The very moment the lock formed, emitting its first soundless hum, each of the four felt a precious, tender part of their soul quietly peel away, taken as the initial price for this soul-deep contract:

The Bloodlock on Chu Hongying's arm burned fiercely; a memory of her mother softly humming a Northern lullaby under lamplight grew blurry, leaving only the melody's hollow shell, stripped of its unique warmth and essence.

Shen Yuzhu felt a sliver of subtle emotion slip from his mind's grasp; he still knew the concept of "warmth," but could no longer perceive the fine sensations brought by the "breath of mortal life," as if the world were veiled by the thinnest gauze—visible, yet untouchable.

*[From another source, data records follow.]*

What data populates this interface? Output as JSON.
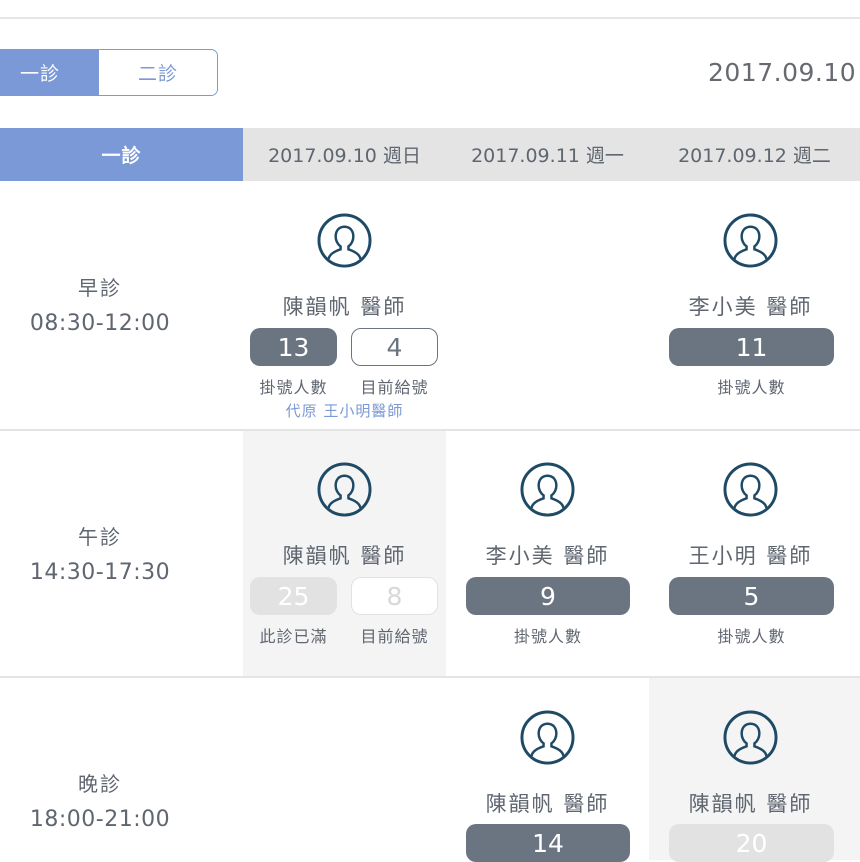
{
  "tabs": {
    "first_clinic": "一診",
    "second_clinic": "二診"
  },
  "date_range": "2017.09.10 -",
  "header": {
    "clinic": "一診",
    "days": [
      "2017.09.10 週日",
      "2017.09.11 週一",
      "2017.09.12 週二"
    ]
  },
  "sessions": [
    {
      "name": "早診",
      "time": "08:30-12:00",
      "cells": [
        {
          "doctor": "陳韻帆 醫師",
          "count": "13",
          "current": "4",
          "count_label": "掛號人數",
          "current_label": "目前給號",
          "substitute": "代原 王小明醫師"
        },
        null,
        {
          "doctor": "李小美 醫師",
          "count": "11",
          "count_label": "掛號人數"
        }
      ]
    },
    {
      "name": "午診",
      "time": "14:30-17:30",
      "cells": [
        {
          "doctor": "陳韻帆 醫師",
          "count": "25",
          "current": "8",
          "count_label": "此診已滿",
          "current_label": "目前給號"
        },
        {
          "doctor": "李小美 醫師",
          "count": "9",
          "count_label": "掛號人數"
        },
        {
          "doctor": "王小明 醫師",
          "count": "5",
          "count_label": "掛號人數"
        }
      ]
    },
    {
      "name": "晚診",
      "time": "18:00-21:00",
      "cells": [
        null,
        {
          "doctor": "陳韻帆 醫師",
          "count": "14"
        },
        {
          "doctor": "陳韻帆 醫師",
          "count": "20"
        }
      ]
    }
  ],
  "colors": {
    "accent": "#7a99d6",
    "pill_dark": "#6b7581",
    "faded": "#e2e2e2",
    "icon": "#1f4a66"
  }
}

Lu Wanning's silver needle let out a nearly inaudible keen, instantly coating itself in an indelible jet black, symbolizing her proud, pure reason being scorched and branded for the first time by the reality of "cost."

The mark freshly forged from blood and fire on Gu Changfeng's hand dulled, transforming into an eternal, faded scar—the invisible protection and bond of his family bloodline severed completely.

The ancient phantom issued its final decree, voice fading into distance:

"The Oathlock is sealed, the cost initiated. Now, you will truly learn... the weight of conviction, and the memory it demands."

The entire Sea of Consciousness began to recede violently, light-tides reversed and churned, forming a massive vortex that ruthlessly sucked in and dragged the four consciousnesses toward the next abyss of trial.

At the last moment before the sea's entrance sealed completely, an almost transparent, faint figure flickered past like a reflection in water.

It was Zhao Yuan—a remnant shadow nearly erased by time.

His form was thinner than ever, as if the next moment would see him forgotten by existence itself. In his hand, he held a mirror-heart fragment, utterly burned out, lustreless, and riddled with cracks. With the last shred of his being, his lips moved, forcing a broken yet crystal-clear thought into the minds of Shen Yuzhu and Chu Hongying:

"Beware... the Emperor... is no longer 'living'...

His rationality—itself is... the greatest emotional flaw..."

The words unfinished, his form dissipated like smoke in a breeze, the shattered mirror-heart vanishing with him into nothingness, leaving not even a shadow.

Only a sigh—faint, heavy, and final—fell like a feather upon Chu Hongying's heart:

"Tell this world... that I once... truly existed."